Succinylation at Lys362 or Lys388 is sufficient to confer high fidelity to E. coli MetRS. (A) Mass spectrometry spectra showing succinylation at Lys362 (top) and Lys388 (bottom) in MetRS during the in vitro succinylation reaction. (B) In vitro tRNA charging by mutant MetRS enzymes containing Glu substitutions at lysine 362 or 388. (C) tRNA charging with Met by WT and mutant MetRSs at 37°C with 100 nM MetRS and 100 μM total E. coli tRNA. (D) In vitro tRNA charging by the mutant MetRS containing alanine substitution at Lys362. (E) E. coli MetRS crystal structure highlighting the regulatory sites 362 (top residue) and 388 (bottom residue) along the putative tRNA binding interface.

Figure 5.

Lysine conservation at the homologous MetRS regulatory sites.
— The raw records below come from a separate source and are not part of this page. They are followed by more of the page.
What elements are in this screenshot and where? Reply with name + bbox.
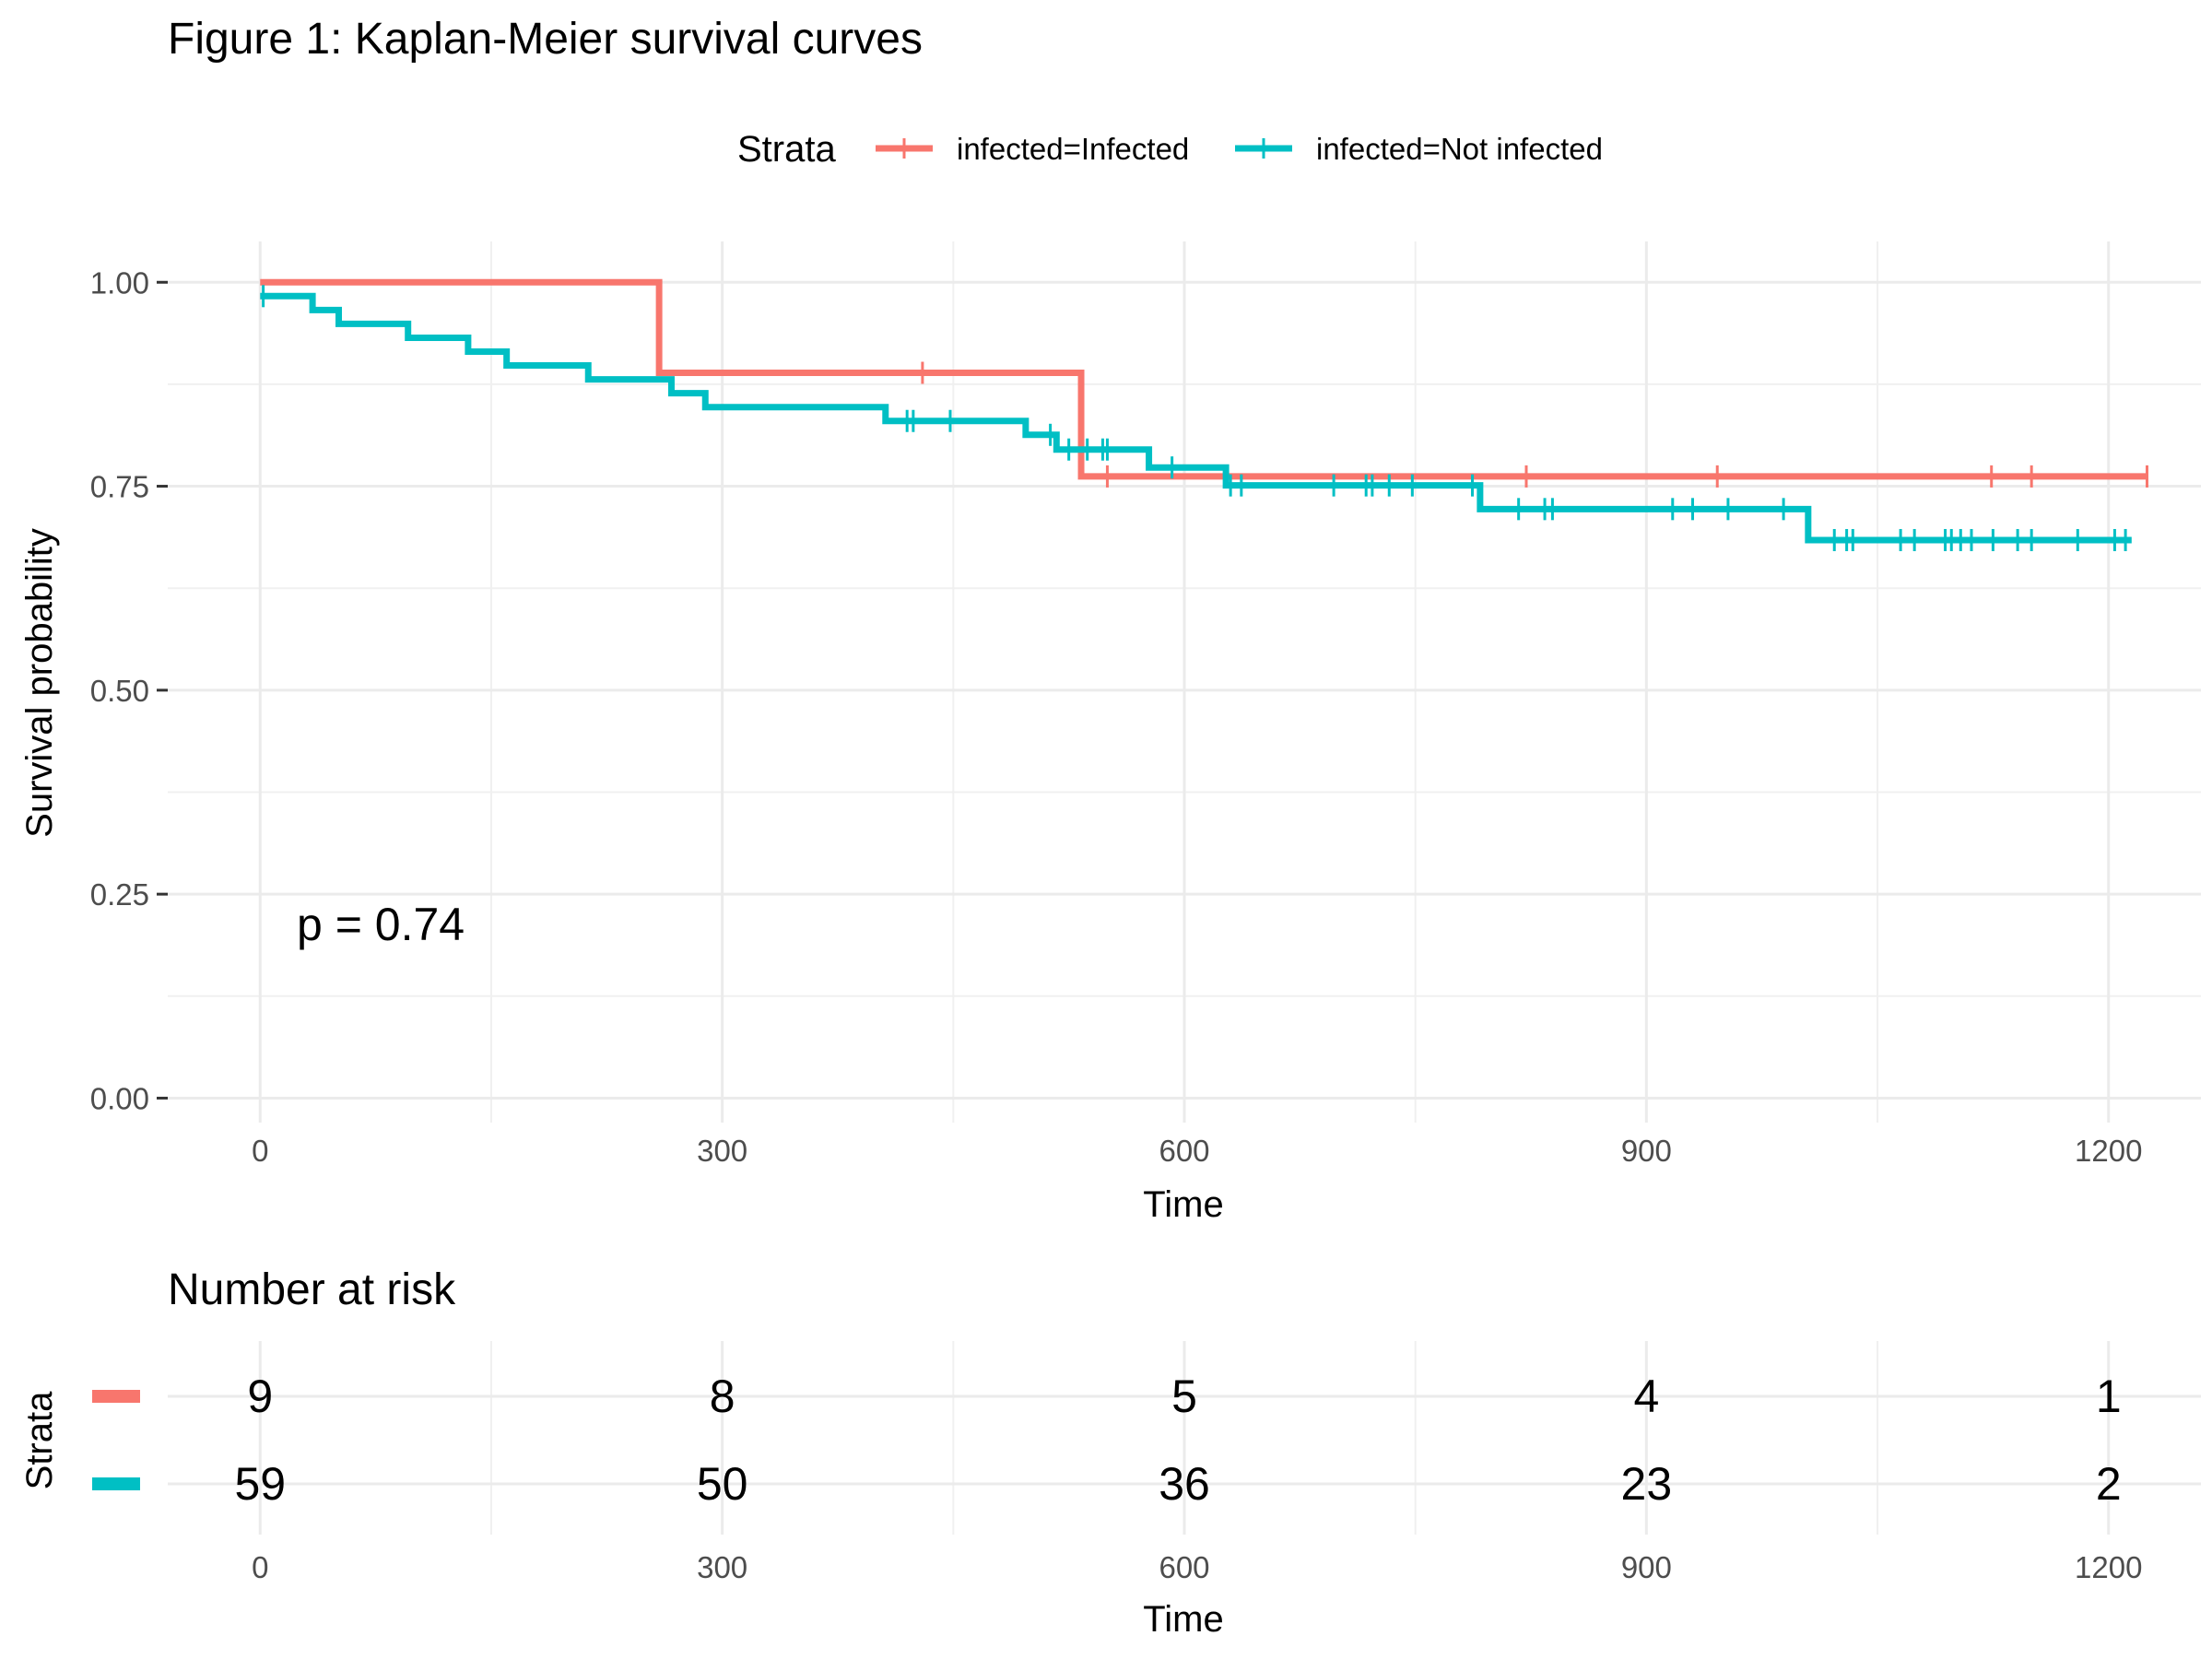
risk-x-axis-label: Time bbox=[1143, 1599, 1223, 1640]
legend-label-not-infected: infected=Not infected bbox=[1316, 132, 1603, 166]
risk-value: 2 bbox=[2096, 1458, 2122, 1510]
figure-title: Figure 1: Kaplan-Meier survival curves bbox=[168, 15, 923, 64]
y-tick-label: 0.75 bbox=[90, 470, 149, 504]
main-grid bbox=[168, 241, 2201, 1123]
risk-grid bbox=[168, 1341, 2201, 1535]
risk-x-tick-label: 1200 bbox=[2075, 1550, 2142, 1584]
risk-table-title: Number at risk bbox=[168, 1265, 456, 1314]
p-value-annotation: p = 0.74 bbox=[297, 899, 465, 950]
risk-x-tick-label: 900 bbox=[1621, 1550, 1672, 1584]
x-axis-label: Time bbox=[1143, 1184, 1223, 1225]
risk-strata-keys bbox=[92, 1390, 140, 1490]
y-tick-label: 0.25 bbox=[90, 877, 149, 912]
y-tick-label: 1.00 bbox=[90, 265, 149, 300]
risk-values: 9 8 5 4 1 59 50 36 23 2 bbox=[234, 1371, 2121, 1510]
main-y-axis: 0.00 0.25 0.50 0.75 1.00 bbox=[90, 265, 168, 1115]
legend-title: Strata bbox=[737, 129, 836, 170]
x-tick-label: 0 bbox=[252, 1134, 268, 1168]
survival-curves bbox=[260, 278, 2149, 551]
risk-table: Number at risk 9 8 5 4 1 59 50 36 23 2 0 300 600 900… bbox=[19, 1265, 2201, 1640]
y-axis-label: Survival probability bbox=[19, 528, 60, 838]
risk-value: 9 bbox=[247, 1371, 273, 1422]
legend-label-infected: infected=Infected bbox=[957, 132, 1189, 166]
y-tick-label: 0.00 bbox=[90, 1081, 149, 1115]
risk-value: 36 bbox=[1159, 1458, 1210, 1510]
risk-value: 1 bbox=[2096, 1371, 2122, 1422]
curve-not-infected bbox=[260, 292, 2132, 544]
risk-x-tick-label: 300 bbox=[697, 1550, 747, 1584]
risk-value: 59 bbox=[234, 1458, 286, 1510]
risk-value: 5 bbox=[1171, 1371, 1197, 1422]
risk-value: 23 bbox=[1621, 1458, 1673, 1510]
y-tick-label: 0.50 bbox=[90, 674, 149, 708]
legend: Strata infected=Infected infected=Not in… bbox=[737, 129, 1603, 170]
risk-x-tick-label: 600 bbox=[1159, 1550, 1209, 1584]
legend-key-not-infected bbox=[1235, 138, 1292, 159]
risk-x-tick-label: 0 bbox=[252, 1550, 268, 1584]
risk-value: 8 bbox=[710, 1371, 735, 1422]
x-tick-label: 1200 bbox=[2075, 1134, 2142, 1168]
main-plot: 0.00 0.25 0.50 0.75 1.00 0 300 600 900 1200 p = … bbox=[19, 241, 2201, 1225]
x-tick-label: 300 bbox=[697, 1134, 747, 1168]
risk-value: 4 bbox=[1633, 1371, 1659, 1422]
main-x-axis: 0 300 600 900 1200 bbox=[252, 1134, 2142, 1168]
legend-key-infected bbox=[876, 138, 933, 159]
curve-infected bbox=[260, 278, 2147, 480]
risk-x-axis: 0 300 600 900 1200 bbox=[252, 1550, 2142, 1584]
risk-value: 50 bbox=[697, 1458, 748, 1510]
x-tick-label: 900 bbox=[1621, 1134, 1672, 1168]
risk-y-axis-label: Strata bbox=[19, 1391, 60, 1489]
x-tick-label: 600 bbox=[1159, 1134, 1209, 1168]
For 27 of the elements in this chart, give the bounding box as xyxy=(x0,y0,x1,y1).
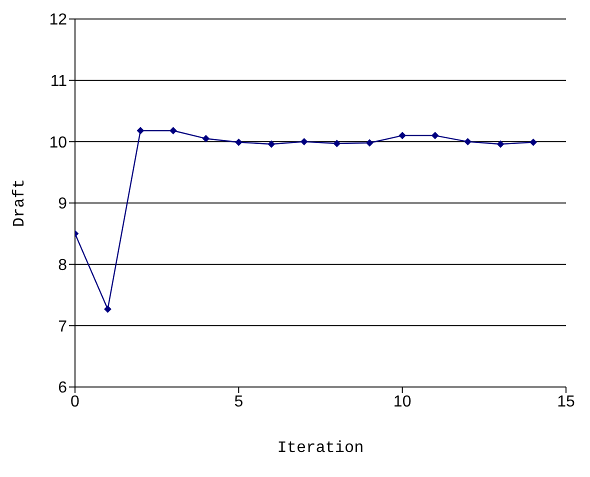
point xyxy=(333,140,340,148)
x-axis-title: Iteration xyxy=(277,439,364,457)
y-tick-label: 12 xyxy=(49,12,68,29)
x-tick-label: 10 xyxy=(393,393,412,410)
y-tick-label: 8 xyxy=(58,257,68,274)
y-tick-label: 10 xyxy=(49,134,68,152)
point xyxy=(104,306,112,313)
point xyxy=(300,138,308,146)
x-tick-label: 5 xyxy=(234,393,244,410)
point xyxy=(497,140,504,148)
point xyxy=(366,139,374,146)
y-tick-label: 9 xyxy=(58,196,68,213)
point xyxy=(464,138,472,146)
point xyxy=(235,138,242,146)
y-tick-label: 11 xyxy=(50,73,68,90)
point xyxy=(136,127,144,134)
point xyxy=(432,132,439,140)
x-tick-label: 0 xyxy=(70,393,80,410)
y-axis-title: Draft xyxy=(10,178,29,228)
point xyxy=(202,135,210,142)
y-tick-label: 6 xyxy=(58,380,68,397)
point xyxy=(398,132,406,140)
point xyxy=(268,140,275,148)
point xyxy=(530,138,537,146)
x-tick-label: 15 xyxy=(557,393,575,410)
point xyxy=(170,127,177,134)
y-tick-label: 7 xyxy=(58,318,68,336)
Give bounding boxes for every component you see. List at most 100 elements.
Amino acid identity of homologous MetRS regulatory sites 362 and 388 in (A) Gammaproteobacteria and (B) Betaproteobacteria with representative sequence alignments showing E. coli as a reference.

Figure 6.

Strains incapable of tRNA misacylation with Met are less adept at growth in the presence of antibiotics and stressors. (A) Semi-quantitative heatmap of anaerobic tRNA misacylation with Met to individual tRNA species in the WT, misacylation deficient mutant strains and their revertants. The revertants were distinguished from the WT strain through the preservation of the synonymous codon mutations at two adjacent codons to the respective Lys362 or 388 site in the MetRS gene made in the mutants. (B) Mutant growth quantification compared to WT in Biolog phenotype microarrays organized by condition or stress types. All individual compounds and media conditions used can be found under http://www.biolog.com/products-static/phenotype_microbial_cells_use.php. (C) LB plate dilution assay showing growth of WT, mutants and revertants with and without 10 μM chloramphenicol–the same concentration used to induce mismethionylation in Figure 2B.